Photo: State Sen. Julian Carroll, (D-Frankfort) visits with students (from left to right) Emma Osborne, Gracie Dedman and Jalyn Barnett at Anderson County’s Saffell Street Elementary School. The former governor was one of three lawmakers to tour the district’s schools last fall. Photo by Blake Drury/Anderson County Schools

“You need to get involved with them before you try to lobby if you can,” said Sargent, the KSBA legislative contact for the Anderson County school board. “Invite them to your school, have lunch with them, get to know them on a one-on-one basis.”

Sargent got the idea for the school tour and worked with Superintendent Sheila Mitchell to flesh out the details. The senator who represents the area, Julian Carroll (D-Frankfort) attended, as did the representative, Kim King (R-Harrodsburg). The district also invited House Education Committee Chairman Carl Rollins (D-Midway) due to his key position.

“I thought it would be important for him to be involved with us and for me to get to know him on a first-hand basis to help us on matters that would come up in the future,” Sargent said. “It really worked.”

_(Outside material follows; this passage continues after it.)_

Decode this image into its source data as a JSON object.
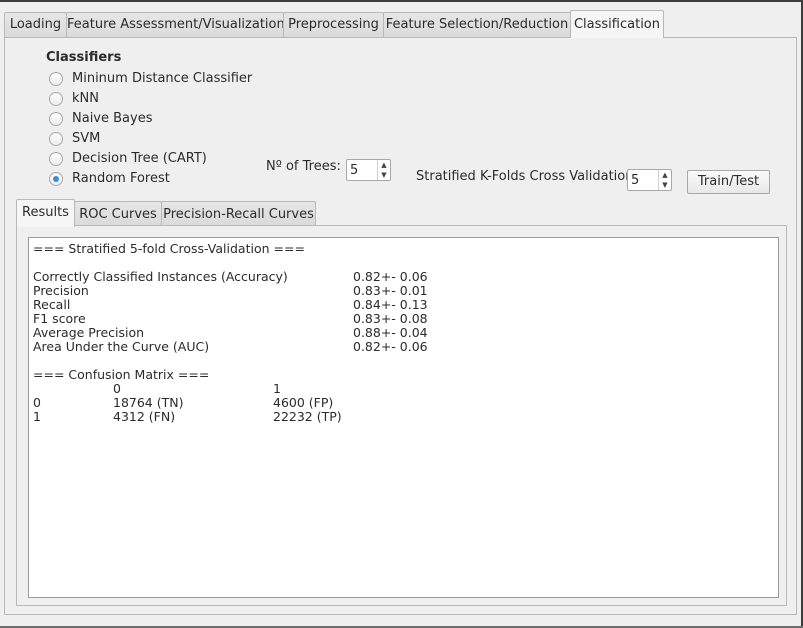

The group began the morning with an orientation at the central office, drove to the high school and then the middle school, ending up at Saffell Street  Elementary, where they carried their cafeteria trays to the library for lunch after their tour of that building. Scheduling conflicts kept the group from visiting the district’s early childhood center.

Mitchell said she asked each principal to choose the classrooms to spotlight. Some teachers also volunteered to host the group.

“I wanted them to see each level,” Mitchell said.

At the high school, Advanced Placement classes and the Early College program were highlighted. The lawmakers viewed a variety of content classes at the elementary and middle schools. They also got a look at the district’s new initiative that allows students to bring and use their own electronic devices in the classroom.

The two representatives and senator – Carroll is a former governor – took time to talk to students about government and their roles. And they heard from school leaders during lunch about their budget concerns and the impact of cuts on programs.

Mitchell and Sargent said the lawmakers responded positively to the tour and lunch.
 “I think for the long term I would hope the visit allowed the legislators to see some of the really positive things going on in public schools, from cooperative learning to the integration of technology in the classrooms,” Mitchell said.

The tour also conveyed the message that “every dime that they invest within our schools is going to have a very positive effect on the future,” she added.

KSBA Associate Executive Director David Baird, another guest for the tour, called the Anderson County event “almost a model example” of how this kind of school visit should be carried out. Any school district can do it, he added.

“The most important thing is that this was something that was the idea of a local school board member and it was grassroots all the way,” Baird said. “They set it up, they invited the legislators, prepared the schedule.”